Джулио пугало и это ее умение столь глубоко понимать его. Словно она могла читать его мысли. Все? Он надеется, что все-таки не все. Он ласково погладил Арианну по спине.
— Чем будешь заниматься сегодня с Навой? Опять станете спорить о Наполеоне? — спросила она, все так же уткнувшись лицом в подушку.
— Не напоминай, пожалуйста, ни о том, ни о другом. Ты ведь знаешь, от них у меня сразу портится настроение.
— Тогда поцелуй меня, — попросила она, повернувшись к мужу.
Бреясь в ванной, Джулио продолжал любоваться в зеркало улыбкой жены и копной ее волос. Арианна как бы символизировала его новую жизнь, небывалую радость этой жизни. До знакомства с ней случалось порой, что, проснувшись утром, он ощущал бессмысленность своего существования. Как будто все, что он сделал и что еще мог сделать, вдруг утрачивало всякий смысл и значение. И поведение людей, окружавших его, тоже казалось ему иногда бессмысленным или безумным. Даже если он выглядел веселым на блистательных празднествах, те, кто знал его, могли заметить некую горечь в его глазах, неверие в человечество, и он мог показаться циником. Но с тех пор как в его жизнь вошла Арианна, он даже не замечал низостей и глупостей, творящихся вокруг, и больше не ужасался.
Думая об Арианне, Джулио с нежностью смотрел на людей. Вспоминая жену, ее звонкий, юный смех, ее восторженность, он готов был любить всех на свете. Всех — и глупых, и умных, и злых, и добрых. Он часто вспоминал, какой увидел ее в первый раз и какой она бывала в разные минуты жизни. Перед этим видением отступали все его сомнения о смысле существования. Сам ее облик переносил его в какую-то иную, светлую, духовную сферу, где не могло быть виновности или невиновности.
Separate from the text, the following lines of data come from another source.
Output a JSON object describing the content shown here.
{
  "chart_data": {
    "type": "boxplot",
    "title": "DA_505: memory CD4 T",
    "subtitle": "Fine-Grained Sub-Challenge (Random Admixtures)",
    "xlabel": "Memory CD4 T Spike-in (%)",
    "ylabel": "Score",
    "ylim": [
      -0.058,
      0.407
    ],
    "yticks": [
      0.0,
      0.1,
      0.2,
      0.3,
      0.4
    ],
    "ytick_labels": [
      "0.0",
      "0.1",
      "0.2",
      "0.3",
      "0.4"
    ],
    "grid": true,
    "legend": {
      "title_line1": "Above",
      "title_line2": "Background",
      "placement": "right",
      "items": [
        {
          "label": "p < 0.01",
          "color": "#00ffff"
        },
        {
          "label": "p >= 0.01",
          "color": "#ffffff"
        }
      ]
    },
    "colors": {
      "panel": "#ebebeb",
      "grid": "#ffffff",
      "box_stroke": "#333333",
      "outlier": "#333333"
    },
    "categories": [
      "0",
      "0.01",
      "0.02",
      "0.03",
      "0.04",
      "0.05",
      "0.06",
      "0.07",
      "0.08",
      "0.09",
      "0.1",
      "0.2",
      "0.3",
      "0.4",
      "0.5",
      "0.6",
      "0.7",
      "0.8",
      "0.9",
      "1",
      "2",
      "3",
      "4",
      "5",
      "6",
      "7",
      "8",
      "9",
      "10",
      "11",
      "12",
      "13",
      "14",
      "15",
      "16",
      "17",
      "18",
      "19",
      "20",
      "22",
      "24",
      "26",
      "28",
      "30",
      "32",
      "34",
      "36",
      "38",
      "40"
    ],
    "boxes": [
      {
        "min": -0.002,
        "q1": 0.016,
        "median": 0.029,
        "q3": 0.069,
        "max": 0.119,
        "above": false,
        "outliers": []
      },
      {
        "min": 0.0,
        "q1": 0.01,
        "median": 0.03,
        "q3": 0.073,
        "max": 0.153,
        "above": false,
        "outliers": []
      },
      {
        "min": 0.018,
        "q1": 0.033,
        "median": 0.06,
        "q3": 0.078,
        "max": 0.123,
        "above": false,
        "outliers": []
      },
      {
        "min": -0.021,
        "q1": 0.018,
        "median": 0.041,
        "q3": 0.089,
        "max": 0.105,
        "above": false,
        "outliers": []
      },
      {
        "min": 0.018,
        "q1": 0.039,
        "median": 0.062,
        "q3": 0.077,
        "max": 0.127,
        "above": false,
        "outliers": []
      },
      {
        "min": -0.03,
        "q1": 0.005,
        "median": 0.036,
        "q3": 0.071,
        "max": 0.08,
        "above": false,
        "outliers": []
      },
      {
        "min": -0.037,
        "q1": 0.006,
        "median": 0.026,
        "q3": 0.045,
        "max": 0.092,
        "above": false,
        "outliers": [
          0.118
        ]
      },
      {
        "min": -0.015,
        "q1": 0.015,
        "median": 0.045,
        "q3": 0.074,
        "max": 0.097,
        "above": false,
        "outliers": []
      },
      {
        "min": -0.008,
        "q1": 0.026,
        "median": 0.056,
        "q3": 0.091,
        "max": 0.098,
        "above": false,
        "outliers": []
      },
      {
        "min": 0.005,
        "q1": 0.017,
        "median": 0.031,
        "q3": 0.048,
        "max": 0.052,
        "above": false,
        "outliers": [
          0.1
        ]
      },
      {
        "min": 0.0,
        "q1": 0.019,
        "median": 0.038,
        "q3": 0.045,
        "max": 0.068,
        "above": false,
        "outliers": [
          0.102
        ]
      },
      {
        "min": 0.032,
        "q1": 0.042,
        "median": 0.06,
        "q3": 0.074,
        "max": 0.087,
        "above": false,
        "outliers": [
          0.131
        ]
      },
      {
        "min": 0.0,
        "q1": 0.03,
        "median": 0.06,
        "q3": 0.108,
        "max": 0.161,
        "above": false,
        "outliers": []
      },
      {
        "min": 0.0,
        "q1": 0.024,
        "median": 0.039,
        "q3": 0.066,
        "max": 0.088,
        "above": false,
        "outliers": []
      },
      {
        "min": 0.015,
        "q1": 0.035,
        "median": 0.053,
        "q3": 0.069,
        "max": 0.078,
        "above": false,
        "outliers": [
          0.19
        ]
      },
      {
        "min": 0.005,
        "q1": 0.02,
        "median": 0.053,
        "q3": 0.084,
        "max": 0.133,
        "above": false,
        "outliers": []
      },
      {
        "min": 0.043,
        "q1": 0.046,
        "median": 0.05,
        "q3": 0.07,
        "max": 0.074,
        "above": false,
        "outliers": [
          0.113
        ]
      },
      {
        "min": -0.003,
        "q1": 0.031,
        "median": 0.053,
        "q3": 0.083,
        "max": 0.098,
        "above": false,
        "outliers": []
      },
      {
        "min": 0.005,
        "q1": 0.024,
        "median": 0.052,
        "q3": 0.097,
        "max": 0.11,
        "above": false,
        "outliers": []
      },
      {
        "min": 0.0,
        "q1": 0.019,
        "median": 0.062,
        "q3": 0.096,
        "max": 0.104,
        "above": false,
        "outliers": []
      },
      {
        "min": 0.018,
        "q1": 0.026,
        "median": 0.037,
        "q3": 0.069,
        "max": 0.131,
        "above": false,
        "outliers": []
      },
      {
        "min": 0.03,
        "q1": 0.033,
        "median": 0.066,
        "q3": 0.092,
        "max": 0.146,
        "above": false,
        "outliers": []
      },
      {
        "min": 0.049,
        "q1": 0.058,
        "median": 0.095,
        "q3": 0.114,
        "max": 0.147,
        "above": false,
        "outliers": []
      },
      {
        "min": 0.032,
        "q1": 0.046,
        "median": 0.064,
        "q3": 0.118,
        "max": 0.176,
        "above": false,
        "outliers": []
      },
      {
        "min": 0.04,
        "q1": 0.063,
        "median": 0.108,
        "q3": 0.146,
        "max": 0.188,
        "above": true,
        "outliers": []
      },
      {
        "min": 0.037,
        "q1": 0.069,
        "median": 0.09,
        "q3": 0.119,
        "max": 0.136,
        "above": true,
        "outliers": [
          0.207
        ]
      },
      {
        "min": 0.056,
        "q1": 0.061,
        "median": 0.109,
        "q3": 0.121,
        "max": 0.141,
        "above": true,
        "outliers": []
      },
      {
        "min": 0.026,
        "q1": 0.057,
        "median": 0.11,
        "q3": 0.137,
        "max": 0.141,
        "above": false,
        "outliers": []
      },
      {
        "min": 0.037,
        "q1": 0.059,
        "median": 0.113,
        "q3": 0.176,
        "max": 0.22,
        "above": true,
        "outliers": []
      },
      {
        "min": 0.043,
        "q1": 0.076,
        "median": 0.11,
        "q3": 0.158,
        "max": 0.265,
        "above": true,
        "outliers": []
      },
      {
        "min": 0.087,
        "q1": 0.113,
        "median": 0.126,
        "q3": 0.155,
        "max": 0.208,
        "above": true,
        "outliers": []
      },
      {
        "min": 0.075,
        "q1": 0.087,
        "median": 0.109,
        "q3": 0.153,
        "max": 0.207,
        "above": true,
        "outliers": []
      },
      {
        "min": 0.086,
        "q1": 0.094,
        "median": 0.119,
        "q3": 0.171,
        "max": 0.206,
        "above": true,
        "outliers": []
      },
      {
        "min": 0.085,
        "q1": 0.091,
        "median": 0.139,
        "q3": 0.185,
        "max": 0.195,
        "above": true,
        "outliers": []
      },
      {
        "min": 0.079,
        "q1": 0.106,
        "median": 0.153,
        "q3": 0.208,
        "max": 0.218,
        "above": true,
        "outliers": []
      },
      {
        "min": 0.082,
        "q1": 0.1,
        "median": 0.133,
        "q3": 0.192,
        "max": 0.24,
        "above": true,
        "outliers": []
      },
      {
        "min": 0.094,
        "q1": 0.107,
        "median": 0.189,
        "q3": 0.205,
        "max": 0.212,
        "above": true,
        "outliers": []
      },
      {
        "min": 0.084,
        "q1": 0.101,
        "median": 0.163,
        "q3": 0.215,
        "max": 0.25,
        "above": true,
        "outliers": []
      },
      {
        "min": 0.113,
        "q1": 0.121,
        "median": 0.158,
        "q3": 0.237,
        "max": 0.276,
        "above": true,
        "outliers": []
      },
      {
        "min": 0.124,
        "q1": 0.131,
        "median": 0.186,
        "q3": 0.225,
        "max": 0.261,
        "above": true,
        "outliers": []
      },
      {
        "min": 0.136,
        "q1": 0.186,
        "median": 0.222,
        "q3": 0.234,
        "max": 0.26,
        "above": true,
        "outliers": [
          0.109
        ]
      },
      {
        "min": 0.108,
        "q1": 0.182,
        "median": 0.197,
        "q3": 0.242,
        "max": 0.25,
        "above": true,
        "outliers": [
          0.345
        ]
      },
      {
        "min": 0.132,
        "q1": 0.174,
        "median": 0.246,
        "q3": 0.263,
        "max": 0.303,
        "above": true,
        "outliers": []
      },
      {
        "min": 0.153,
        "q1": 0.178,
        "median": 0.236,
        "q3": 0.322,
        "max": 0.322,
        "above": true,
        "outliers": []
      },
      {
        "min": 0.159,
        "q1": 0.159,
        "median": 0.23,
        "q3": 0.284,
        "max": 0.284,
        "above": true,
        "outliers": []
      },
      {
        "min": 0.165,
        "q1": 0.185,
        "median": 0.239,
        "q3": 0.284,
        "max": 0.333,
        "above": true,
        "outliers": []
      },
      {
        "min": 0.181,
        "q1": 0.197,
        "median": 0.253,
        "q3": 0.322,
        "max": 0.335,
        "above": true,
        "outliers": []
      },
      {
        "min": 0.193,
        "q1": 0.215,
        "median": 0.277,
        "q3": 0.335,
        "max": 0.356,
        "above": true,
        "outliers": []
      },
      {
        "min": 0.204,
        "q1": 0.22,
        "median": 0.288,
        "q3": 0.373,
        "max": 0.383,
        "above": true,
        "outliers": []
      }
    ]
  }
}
И в это утро он тоже говорил себе, глядя в зеркало: ну и пусть австрийцы медлят, воздвигая по привычке бюрократические препоны, пусть Наполеон снова войдет в Милан, пусть продолжает грабить не только произведения искусства, но и народ, — важно, что сегодня утром она улыбнулась ему и поцеловала, и ее кожа была такой теплой, гладкой, когда она прижималась к его груди, и никто никогда не узнает, как он любит ее. Возможно, даже она не узнает, ведь она так молода и неопытна.
Он расцвел улыбкой. Ее молодость не тревожила его, не доставляла беспокойства, как многим мужчинам, чьи жены были намного моложе них. Напротив, она приносила ему ощущение покоя и ясности во всем. А веселое щебетание сына!